One of the biggest mysteries out there in the Universe is inching closer to answers. An astonishing eight new repeating radio signals known as fast radio bursts (FRBs) have been detected flaring from deep space.
This new paper – available on preprint server arXiv, and accepted into The Astrophysical Journal Letters – describes eight new repeating signals detected by the Canadian Hydrogen Intensity Mapping Experiment (CHIME) radio telescope.
This brings the known total of repeating FRBs to 10. It means we’re starting to build a statistical database of repeaters, which could help astronomers to figure out what these signals actually are.

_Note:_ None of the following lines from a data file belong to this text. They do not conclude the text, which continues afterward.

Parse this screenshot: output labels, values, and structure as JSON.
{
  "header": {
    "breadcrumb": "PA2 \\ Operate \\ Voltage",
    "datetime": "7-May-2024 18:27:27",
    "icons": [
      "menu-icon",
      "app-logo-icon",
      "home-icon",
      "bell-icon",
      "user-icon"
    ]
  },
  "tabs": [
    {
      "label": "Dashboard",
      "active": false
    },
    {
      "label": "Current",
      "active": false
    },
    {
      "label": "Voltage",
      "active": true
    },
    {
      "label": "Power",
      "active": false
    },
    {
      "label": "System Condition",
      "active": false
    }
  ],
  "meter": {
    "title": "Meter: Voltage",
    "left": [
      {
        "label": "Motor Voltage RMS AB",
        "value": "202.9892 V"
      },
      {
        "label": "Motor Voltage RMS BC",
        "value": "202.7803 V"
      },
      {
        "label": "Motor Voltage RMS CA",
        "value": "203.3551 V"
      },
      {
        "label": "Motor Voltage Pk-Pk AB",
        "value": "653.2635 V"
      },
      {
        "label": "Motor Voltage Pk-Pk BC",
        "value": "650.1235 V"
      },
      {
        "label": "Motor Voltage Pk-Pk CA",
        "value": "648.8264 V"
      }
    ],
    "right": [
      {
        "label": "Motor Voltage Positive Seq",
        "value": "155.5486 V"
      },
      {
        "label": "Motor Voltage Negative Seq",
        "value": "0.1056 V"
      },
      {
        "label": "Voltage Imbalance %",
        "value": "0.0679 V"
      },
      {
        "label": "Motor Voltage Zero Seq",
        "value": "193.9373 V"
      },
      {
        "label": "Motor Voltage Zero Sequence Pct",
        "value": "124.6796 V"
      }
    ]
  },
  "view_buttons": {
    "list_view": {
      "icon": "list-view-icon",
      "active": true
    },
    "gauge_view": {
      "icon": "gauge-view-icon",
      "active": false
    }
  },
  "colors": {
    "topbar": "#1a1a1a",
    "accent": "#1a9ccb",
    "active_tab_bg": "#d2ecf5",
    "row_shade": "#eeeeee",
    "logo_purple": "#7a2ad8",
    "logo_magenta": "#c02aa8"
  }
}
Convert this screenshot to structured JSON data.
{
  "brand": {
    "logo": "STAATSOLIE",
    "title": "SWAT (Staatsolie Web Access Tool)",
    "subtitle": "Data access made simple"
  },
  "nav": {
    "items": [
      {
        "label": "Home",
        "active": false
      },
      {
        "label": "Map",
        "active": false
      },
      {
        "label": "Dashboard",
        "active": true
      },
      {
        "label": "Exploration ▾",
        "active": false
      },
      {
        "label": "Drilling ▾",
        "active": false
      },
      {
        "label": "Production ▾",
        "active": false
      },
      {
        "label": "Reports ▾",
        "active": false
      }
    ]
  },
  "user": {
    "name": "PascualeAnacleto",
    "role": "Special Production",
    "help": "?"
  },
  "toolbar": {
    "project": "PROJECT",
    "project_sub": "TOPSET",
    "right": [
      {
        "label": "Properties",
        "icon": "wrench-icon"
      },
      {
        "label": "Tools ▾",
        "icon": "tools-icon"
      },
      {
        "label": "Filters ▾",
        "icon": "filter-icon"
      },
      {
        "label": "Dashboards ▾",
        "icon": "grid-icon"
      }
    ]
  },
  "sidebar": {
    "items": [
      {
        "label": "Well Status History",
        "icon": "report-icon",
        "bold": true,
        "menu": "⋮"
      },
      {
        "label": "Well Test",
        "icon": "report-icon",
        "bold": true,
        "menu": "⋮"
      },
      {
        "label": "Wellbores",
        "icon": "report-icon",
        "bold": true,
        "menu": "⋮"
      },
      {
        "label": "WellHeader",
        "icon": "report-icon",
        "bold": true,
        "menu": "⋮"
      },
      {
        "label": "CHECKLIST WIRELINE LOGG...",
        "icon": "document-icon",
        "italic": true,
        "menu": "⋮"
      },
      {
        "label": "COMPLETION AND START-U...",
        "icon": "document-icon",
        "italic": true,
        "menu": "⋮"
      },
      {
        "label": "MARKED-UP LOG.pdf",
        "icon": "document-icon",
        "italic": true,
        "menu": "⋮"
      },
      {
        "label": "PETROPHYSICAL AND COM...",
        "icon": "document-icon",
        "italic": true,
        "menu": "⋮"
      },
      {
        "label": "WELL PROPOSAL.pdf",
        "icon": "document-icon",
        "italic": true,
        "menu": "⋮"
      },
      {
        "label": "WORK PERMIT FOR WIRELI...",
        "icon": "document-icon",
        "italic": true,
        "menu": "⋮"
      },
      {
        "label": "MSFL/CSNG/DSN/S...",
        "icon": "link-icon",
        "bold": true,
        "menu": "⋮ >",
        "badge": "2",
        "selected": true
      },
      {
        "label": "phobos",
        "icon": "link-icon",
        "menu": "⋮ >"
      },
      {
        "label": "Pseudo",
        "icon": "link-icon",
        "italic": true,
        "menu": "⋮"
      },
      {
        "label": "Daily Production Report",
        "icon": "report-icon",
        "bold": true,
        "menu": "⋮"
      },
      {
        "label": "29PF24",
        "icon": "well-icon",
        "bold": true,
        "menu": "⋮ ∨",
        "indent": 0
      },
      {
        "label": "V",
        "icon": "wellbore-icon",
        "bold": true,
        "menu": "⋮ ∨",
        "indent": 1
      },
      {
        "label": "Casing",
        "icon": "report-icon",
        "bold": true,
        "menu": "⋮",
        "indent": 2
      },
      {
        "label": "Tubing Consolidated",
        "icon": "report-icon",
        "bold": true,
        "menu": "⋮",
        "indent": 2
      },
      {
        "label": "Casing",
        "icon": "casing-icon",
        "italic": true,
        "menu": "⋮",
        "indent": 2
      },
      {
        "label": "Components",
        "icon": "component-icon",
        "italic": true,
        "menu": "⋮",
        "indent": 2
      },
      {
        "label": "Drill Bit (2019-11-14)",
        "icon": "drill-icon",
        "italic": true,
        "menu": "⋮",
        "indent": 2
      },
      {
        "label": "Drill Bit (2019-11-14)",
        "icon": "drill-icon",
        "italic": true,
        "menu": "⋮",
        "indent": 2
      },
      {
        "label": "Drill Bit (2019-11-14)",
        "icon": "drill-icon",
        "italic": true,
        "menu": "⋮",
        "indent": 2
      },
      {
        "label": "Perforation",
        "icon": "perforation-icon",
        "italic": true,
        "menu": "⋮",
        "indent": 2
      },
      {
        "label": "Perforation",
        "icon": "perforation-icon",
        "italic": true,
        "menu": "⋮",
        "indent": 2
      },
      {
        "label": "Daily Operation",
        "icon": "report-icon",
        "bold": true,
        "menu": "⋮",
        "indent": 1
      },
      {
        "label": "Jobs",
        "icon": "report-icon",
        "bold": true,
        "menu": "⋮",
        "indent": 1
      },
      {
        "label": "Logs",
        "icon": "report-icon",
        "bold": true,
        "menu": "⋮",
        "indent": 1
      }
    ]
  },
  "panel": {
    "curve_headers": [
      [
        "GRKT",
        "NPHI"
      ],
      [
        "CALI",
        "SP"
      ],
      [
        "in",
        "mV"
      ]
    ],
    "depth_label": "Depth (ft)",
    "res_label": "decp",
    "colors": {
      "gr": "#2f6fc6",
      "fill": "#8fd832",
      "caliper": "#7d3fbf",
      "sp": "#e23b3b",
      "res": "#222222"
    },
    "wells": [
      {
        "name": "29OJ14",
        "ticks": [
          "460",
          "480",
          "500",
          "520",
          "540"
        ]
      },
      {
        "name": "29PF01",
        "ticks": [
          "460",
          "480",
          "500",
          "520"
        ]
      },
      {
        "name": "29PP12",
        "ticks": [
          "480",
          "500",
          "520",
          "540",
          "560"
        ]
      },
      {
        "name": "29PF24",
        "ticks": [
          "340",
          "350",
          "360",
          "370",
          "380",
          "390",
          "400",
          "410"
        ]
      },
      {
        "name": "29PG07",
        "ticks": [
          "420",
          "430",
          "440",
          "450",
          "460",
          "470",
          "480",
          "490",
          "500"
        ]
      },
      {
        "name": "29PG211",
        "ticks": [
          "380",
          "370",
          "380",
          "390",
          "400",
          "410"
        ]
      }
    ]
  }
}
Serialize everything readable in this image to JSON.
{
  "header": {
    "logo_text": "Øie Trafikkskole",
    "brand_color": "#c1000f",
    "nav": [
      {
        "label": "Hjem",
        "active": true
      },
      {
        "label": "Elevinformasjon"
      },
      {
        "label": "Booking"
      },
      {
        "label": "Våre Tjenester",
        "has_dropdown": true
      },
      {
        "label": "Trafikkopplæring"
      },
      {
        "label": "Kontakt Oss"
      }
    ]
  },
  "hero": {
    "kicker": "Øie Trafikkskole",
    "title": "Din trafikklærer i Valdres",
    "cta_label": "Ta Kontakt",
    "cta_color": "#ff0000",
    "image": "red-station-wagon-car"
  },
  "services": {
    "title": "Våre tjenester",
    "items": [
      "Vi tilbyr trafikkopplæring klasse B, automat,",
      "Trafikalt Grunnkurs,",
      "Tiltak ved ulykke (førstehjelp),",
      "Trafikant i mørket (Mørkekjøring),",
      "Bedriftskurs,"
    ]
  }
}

Fast radio bursts are certainly perplexing. They are detected as spikes in radio data, lasting just a few milliseconds. But, in that time, they can discharge more energy than 500 million Suns.
That’s why repeaters are so important. And the news that they are not as rare as we thought means it might be possible to trace more back to their source galaxies, and determine what kinds of environments they come from.
We can also start looking for similarities and differences between repeating FRBs.
“There is definitely a difference between the sources, with some being more prolific than others,” physicist Ziggy Pleunis of McGill University told ScienceAlert.
“We already knew from FRB 121102 that the bursts can be very clustered: sometimes the source doesn’t burst for hours and hours and then suddenly you get multiple bursts in a short amount of time. We have observed the same thing for FRB 180916.J0158+65, for which we report ten bursts in this paper.”
On the other side of the scale, six of the FRBs reported in the paper only repeated once, and the longest pause between signals was over 20 hours. The eighth one (FRB 181119) repeated twice after the initial detection, pinging a total of three times.
We don’t yet know what this means, but it could indicate – as hypothesised in a paper last month by Harvard-Smithsonian astrophysicist Vikram Ravi – that all FRBs are actually repeaters, but some are a lot more active than others.
“Just as some volcanoes are more active than others, and you can think a volcano is dormant because it has not erupted in a long time,” Pleunis noted.
But there are similarities between FRBs, too. The individual bursts from repeaters seem to last a little bit longer than the bursts from one-off FRBs. That’s pretty interesting.
There’s also the frequency drift. The first two repeaters – FRB 121102 and FRB 180814 – showed a downward drift in frequency, with each burst getting successively lower. Think of a sad trombone sound effect.
Most of the eight new repeaters,also demonstrated this downward frequency drift. This could be a clue as to what’s producing the signals.
“I just think it is so amazing that nature produces something like that,” Pleunis said. “Also, I think that there is some very important information in that structure that we just have to figure out how to encode and it has been a lot of fun to try to figure out what exactly that is.”
CHIME is optimised for monitoring a very broad swathe of the sky, across a lower range of frequencies than radio telescopes like ASKAP or the Parkes Observatory in Australia, which have also detected FRBs.
So far, CHIME’s approach is proving remarkably effective at detection. In addition to these repeaters, and the repeater announced in January, CHIME has detected a number of one-off bursts, too. It’s not optimised for tracing those detections to a source, though.
That’s where the broader scientific community comes in. Just today, a different team of researchers, including Ravi, announced they had made headway localising the eight new repeaters to known galaxies, just based on the direction the signals came from.
We can even roughly tell how far away the bursts may have originated based on how dispersed the signal is – the higher these measures, the farther the distance.
In fact, this is where it gets intriguing, because one of the signals, FRB 180916, has the lowest dispersion seen yet, indicating that it could be nearby.
“Even with the biggest telescopes, if it’s closer to you, you always get a better view than if it’s something farther away,” astronomer Keith Bannister from Australia’s national science agency CSIRO, who was not involved in the research, told ScienceAlert.
“So that particular low dispersion measure was super exciting, because there’s a good chance that that will be nearby. And that means it will be easier to look at, once we really know exactly where it is in the sky.”
The polarisation of the signals (how twisted the signal is) is informative, too. If the signal is really twisted up, it means it came from an extreme magnetic environment, such as can be found around a black hole or neutron star. This is what the signal from FRB 121102 was like.
But the team was able to measure the polarisation of one of the new signals, FRB 180916, and it was really low. This tells us that not all repeating FRBs come from extreme environments.
We don’t know what this means yet. We don’t know if there are several different classes of objects or events producing these signals. We don’t know if they all repeat, or why they repeat. But these results are bringing us tantalisingly close to finally having some answers.
“I think (and I hope!) the paper will prompt other astronomers to point their telescopes to these newly discovered sources,” Pleunis said.
“Then, there is a lot of information here for model builders to work with. I think it will help them figure out what produces repeating FRBs.
“Also, I think our findings will influence the search strategy of other teams that try to discover repeating FRBs.”
The research has been accepted into The Astrophysical Journal and is available on arXiv.